Abbreviations: Ovarian cancer (OC), Melanoma (M), Breast cancer (BrC), Lung cancer (LuC), Glioblastoma (G), Alzheimer (A), Neuroblastoma (N), Endocrine cancer (EC), Acrinar cell carcinoma (ACC), Pancreatic cancer (PaC), Bladder cancer (BlC), Leukemia (L), Pheochromocytoma (Ph), Paraganglioma (Pa), Gastric cancer (GC), Colorectal cancer (CoC), Kidney cancer (KC), Human papillomavirus (HPV), Dementia (D), Preeclampsia (Pr), Uterine Corpus Endometrial Carcinoma (UCEC), Prostate cancer (PrC), Cervical cancer (CeC), Liver cancer (LiC).

The database TransmiR v2.0 was used to predict the correlation of miRNAs and TFs [67]. From all the list of the human disease uploaded in TransmiR database, three diseases Mesothelioma, Atherosclerosis and Neuroblastoma related miRNAs and TF were found (Figure 3).
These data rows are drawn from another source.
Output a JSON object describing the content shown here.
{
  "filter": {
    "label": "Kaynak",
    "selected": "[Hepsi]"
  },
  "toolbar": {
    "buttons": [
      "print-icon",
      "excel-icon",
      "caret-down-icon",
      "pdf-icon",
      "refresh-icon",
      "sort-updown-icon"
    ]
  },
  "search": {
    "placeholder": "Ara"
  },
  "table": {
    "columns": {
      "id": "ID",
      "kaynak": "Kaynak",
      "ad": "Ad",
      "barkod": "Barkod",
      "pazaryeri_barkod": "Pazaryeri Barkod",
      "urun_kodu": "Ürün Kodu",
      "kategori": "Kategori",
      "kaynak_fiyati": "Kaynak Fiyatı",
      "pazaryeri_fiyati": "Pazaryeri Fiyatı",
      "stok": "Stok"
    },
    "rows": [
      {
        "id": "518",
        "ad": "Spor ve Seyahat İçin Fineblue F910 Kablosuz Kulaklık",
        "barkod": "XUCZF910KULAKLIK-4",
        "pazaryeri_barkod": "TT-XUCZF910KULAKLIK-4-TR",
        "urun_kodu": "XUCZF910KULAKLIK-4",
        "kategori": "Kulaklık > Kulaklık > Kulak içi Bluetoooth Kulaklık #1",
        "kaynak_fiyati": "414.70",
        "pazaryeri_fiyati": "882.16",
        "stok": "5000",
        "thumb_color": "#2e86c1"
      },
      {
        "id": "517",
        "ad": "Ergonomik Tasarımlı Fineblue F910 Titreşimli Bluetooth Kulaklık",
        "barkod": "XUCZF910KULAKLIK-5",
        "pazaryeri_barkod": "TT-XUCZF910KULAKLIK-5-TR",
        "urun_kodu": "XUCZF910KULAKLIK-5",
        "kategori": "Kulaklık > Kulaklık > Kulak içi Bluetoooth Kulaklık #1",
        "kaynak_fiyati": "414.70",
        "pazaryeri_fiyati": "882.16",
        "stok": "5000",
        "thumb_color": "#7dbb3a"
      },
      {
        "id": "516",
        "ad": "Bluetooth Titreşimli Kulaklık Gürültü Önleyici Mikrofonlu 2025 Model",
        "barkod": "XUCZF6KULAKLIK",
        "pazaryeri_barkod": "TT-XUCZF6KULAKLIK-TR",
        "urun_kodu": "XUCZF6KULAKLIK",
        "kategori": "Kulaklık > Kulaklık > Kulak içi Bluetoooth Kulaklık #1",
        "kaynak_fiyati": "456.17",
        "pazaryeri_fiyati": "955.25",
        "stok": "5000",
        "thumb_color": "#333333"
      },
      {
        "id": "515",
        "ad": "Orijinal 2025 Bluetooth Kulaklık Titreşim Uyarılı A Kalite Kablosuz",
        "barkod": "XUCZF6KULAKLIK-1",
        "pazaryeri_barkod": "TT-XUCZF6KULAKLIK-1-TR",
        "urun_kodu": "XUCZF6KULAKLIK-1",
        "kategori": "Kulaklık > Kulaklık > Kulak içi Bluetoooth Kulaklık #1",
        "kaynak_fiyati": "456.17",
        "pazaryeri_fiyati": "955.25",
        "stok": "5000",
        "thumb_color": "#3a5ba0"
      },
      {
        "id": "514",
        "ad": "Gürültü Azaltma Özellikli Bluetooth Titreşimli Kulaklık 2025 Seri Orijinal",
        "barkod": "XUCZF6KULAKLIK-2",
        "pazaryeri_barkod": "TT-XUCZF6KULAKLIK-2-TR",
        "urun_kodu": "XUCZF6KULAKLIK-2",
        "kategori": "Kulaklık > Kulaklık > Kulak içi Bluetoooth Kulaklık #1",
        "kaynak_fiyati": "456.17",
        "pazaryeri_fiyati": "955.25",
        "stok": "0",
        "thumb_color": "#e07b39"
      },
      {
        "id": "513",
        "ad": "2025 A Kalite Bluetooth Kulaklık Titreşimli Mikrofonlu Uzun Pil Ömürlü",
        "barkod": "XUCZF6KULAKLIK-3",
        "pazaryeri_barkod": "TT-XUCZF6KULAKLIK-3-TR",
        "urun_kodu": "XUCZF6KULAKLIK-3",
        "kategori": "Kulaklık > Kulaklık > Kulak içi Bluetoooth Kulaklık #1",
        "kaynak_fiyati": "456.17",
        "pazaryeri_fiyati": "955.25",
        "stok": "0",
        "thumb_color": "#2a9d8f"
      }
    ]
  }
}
Hsa-miRNA-625 is one of the Mesothelioma-related miRNA and it is activated by EGR1, PGR, and ESR1 TFs. The evidence level of EGR1 and ESR1 is level 2 and it is stricter than level 1 TF PGR. Atherosclerosis related miRNAs derived from TE is hsa-miRNA-342 and it is activated by ESR1 in level of 1. Two miRNAs derived from TE, hsa-miRNA-335 and -340 were related Neuroblastoma. The literature level evidence provided TF MYCN represses hsa-miRNA-335, and YAP1, RUNX1, and MYC activate hsa-miRNA-335 by level of 1. MYCN, RUNX1, and MYC activate hsa-miRNA-340 by level of 1.

Figure 3.

Figure 3

The analyses of human diseases related miRNAs derived from TE and transcription factors by TransmiR. For evidence level, level 1 and 2 is based on ChIP-seq data and level 2 is more stringent than level 1. The Literature level is based on the research papers. Other information is shown in the figure.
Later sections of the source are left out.